Conformal field theory does not have... conformal symmetry?

Question

This post is about 1+1d. It is often said that conformal field theory has an infinite-dimensional symmetry generated by the Virasoro algebra: $$ [L_n,L_m] = (n-m) L_{n+m} + \frac{c}{12} n (n^2-1) \delta_{n+m,0}. $$ (Similarly for the anti-holomorphic branch with generators $\bar L_n$.)

But (at least in radial quantization) the Hamiltonian is $H = L_0 + \bar L_0$. This obviously does not commute with the above generators, since $[L_n,L_0] = nL_n$.

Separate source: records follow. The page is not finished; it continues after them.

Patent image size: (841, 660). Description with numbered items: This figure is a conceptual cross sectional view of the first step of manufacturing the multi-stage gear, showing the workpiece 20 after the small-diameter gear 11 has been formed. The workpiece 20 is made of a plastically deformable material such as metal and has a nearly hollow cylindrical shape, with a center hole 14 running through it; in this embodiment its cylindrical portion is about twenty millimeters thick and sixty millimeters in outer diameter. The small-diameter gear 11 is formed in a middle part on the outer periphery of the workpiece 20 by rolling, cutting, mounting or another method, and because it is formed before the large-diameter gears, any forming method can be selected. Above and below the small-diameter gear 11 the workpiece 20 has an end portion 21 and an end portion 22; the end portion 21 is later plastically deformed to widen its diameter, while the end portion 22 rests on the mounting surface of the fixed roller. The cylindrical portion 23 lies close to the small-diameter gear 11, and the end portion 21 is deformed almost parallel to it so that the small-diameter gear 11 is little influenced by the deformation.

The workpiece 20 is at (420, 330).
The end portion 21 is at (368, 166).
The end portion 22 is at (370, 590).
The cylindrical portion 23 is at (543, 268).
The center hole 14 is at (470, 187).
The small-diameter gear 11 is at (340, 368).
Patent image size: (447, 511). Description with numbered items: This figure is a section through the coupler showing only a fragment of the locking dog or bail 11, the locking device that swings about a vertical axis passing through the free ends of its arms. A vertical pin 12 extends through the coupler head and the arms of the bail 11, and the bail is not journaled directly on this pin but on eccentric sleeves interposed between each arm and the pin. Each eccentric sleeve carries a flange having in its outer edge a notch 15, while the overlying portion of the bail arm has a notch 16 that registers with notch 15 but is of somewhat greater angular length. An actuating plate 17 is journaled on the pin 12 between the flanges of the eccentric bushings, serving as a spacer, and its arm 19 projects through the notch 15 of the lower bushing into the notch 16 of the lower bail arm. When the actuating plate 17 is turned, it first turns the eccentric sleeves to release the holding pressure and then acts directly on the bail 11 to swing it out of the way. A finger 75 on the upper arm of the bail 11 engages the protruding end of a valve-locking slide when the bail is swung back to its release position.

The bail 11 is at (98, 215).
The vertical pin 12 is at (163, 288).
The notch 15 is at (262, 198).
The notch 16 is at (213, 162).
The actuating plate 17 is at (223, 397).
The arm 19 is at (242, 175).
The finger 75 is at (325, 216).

In other words, it seems the Virasoro algebra functions as a 'spectrum-generating algebra' (since $L_n$ maps eigenspaces of $H$ to eigenspaces of $H$), rather than as a symmetry? Am I misunderstanding something?

Answer 1

The Virasoro algebra is a true symmetry of the theory, in the sense that the action of a conformal field theory is conformally invariant if it exists, and in the sense that the algebra elements map solutions to the equations of motion (quantumly: eigenstates of the Hamiltonian) to solutions of the equations of motion.

However, the generators indeed do not commute with the Hamiltonian because they correspond to time-dependent transformations. $[Q,H] = 0$ is only the condition for a symmetry if the symmetry does not transform the time coordinate - the statement for a time-dependent classical symmetry generator is $[Q,H] + \partial_t Q = 0$.

Note that the classical infinitesimal symmetry the $L_n$ correspond to is $z\mapsto z + \epsilon z^{n+1}$, and since $z$ is a mixture of time and space coordinates, the generator $L_n = z^{n+1}\partial_z$ is explicitly time-dependent and you cannot expect the quantum generators to commute with the Hamiltonian.

Exactly the same is true in a much less confusing theory: The Lorentz boost generators, whose classical expression $t\partial_{x^i} - x^i \partial_t$ is also explicitly time-dependent, do not commute with the zeroth component of momentum - the Hamiltonian - either!